In April 2008, HPI also acquired a special-purpose vehicle SinoSing Power from China Huaneng Group for approx. US$985 million. That SPV acquired Tuas Power from Singapore government owned Temasek Holdings for SG$4.235 billion (approx. US$3.1 billion) in March 2008 in a leverage buyout.

HPI is involved in the development of renewable energy projects.

==Divisions and Subsidiaries==

- Jinggangshan Power Plant (100%)
- Luohuang Power Plant
- Hanfeng Power Plant
- Yueyang Power Plant
- Yingkou Power Plant (100%)
- Tuas Power (100%)

==Equity investments==
- Note: only significant entities were listed

- current
- China Huaneng Finance (20%)
- former
- China Yangtze Power (0.65%; disposed in 2017, had a HPI employee that nominated in CYP's supervisory board)

==Shareholders==
Huaneng Power International is a government controlled corporation which under the supervision of the State-owned Assets Supervision and Administration Commission of the State Council indirectly.

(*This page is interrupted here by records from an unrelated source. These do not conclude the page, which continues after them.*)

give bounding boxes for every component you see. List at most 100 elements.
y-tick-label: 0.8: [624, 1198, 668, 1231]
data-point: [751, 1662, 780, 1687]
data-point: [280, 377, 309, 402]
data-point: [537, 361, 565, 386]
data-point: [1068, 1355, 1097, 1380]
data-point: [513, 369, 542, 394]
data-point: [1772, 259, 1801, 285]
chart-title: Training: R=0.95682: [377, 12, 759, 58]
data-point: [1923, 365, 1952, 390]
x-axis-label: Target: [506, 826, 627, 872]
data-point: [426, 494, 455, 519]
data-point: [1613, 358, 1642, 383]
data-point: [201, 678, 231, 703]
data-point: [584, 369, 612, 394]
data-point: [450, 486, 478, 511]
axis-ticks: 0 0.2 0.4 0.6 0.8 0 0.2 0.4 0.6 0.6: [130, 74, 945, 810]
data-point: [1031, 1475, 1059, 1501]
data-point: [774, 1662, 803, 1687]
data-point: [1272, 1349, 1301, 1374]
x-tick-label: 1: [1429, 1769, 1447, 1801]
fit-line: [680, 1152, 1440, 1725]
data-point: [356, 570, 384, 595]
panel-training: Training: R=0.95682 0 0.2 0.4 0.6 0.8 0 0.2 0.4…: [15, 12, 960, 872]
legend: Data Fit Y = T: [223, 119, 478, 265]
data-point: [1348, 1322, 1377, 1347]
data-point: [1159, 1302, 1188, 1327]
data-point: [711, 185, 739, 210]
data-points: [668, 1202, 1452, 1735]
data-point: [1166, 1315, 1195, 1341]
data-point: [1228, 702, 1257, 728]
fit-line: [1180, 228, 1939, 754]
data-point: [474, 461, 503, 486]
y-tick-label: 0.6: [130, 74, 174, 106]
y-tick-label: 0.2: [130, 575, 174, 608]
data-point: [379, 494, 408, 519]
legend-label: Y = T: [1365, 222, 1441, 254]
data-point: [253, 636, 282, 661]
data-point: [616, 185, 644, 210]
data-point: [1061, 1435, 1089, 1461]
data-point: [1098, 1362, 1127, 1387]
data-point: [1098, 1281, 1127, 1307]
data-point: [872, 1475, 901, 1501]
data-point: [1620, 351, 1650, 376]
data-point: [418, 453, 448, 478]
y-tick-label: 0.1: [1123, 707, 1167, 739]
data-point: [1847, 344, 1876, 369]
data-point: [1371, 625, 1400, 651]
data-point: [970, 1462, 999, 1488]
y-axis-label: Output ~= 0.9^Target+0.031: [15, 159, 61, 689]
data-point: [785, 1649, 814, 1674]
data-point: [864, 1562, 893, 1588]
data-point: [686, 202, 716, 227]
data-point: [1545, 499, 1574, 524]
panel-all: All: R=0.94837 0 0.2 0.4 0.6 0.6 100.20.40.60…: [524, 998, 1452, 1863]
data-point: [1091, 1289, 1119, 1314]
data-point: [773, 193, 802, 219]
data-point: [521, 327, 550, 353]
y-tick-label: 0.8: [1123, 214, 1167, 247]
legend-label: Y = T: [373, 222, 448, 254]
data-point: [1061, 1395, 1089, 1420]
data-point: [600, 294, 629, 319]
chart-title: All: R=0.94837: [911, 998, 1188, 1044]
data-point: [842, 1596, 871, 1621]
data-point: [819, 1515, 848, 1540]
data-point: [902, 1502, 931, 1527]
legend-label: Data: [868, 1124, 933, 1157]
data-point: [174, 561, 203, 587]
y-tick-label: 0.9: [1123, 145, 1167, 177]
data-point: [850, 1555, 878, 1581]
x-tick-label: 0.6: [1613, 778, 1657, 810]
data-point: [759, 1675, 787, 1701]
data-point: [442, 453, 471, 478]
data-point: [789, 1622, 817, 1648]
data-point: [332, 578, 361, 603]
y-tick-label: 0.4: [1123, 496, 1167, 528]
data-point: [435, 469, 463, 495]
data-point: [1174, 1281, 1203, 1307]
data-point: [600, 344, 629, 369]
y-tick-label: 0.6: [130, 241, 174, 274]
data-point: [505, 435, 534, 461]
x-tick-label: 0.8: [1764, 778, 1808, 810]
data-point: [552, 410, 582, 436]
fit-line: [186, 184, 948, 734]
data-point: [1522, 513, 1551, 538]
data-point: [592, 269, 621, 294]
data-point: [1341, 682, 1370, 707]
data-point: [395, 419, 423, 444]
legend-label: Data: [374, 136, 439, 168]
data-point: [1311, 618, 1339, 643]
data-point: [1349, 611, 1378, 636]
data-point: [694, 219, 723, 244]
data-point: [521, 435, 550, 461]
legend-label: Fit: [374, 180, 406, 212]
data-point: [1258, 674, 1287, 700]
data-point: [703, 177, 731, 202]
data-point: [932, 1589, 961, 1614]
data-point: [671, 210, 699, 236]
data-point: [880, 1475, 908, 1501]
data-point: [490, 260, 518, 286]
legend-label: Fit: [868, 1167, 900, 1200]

As of 31 December 2017, ultimate parent company China Huaneng Group (CHNG) owned 10.23% shares of Huaneng Power International directly, plus additional 33.33% via a wholly owned subsidiary Huaneng International Power Development Corporation, another 3.11% shares via another subsidiary, Hong Kong incorporated, China Hua Neng Group Hong Kong (中國華能集團香港) and lastly 0.49% shares via mainland incorporated subsidiary, China Huaneng Finance (中国华能财务), for a total of 47.16% shares of HPI.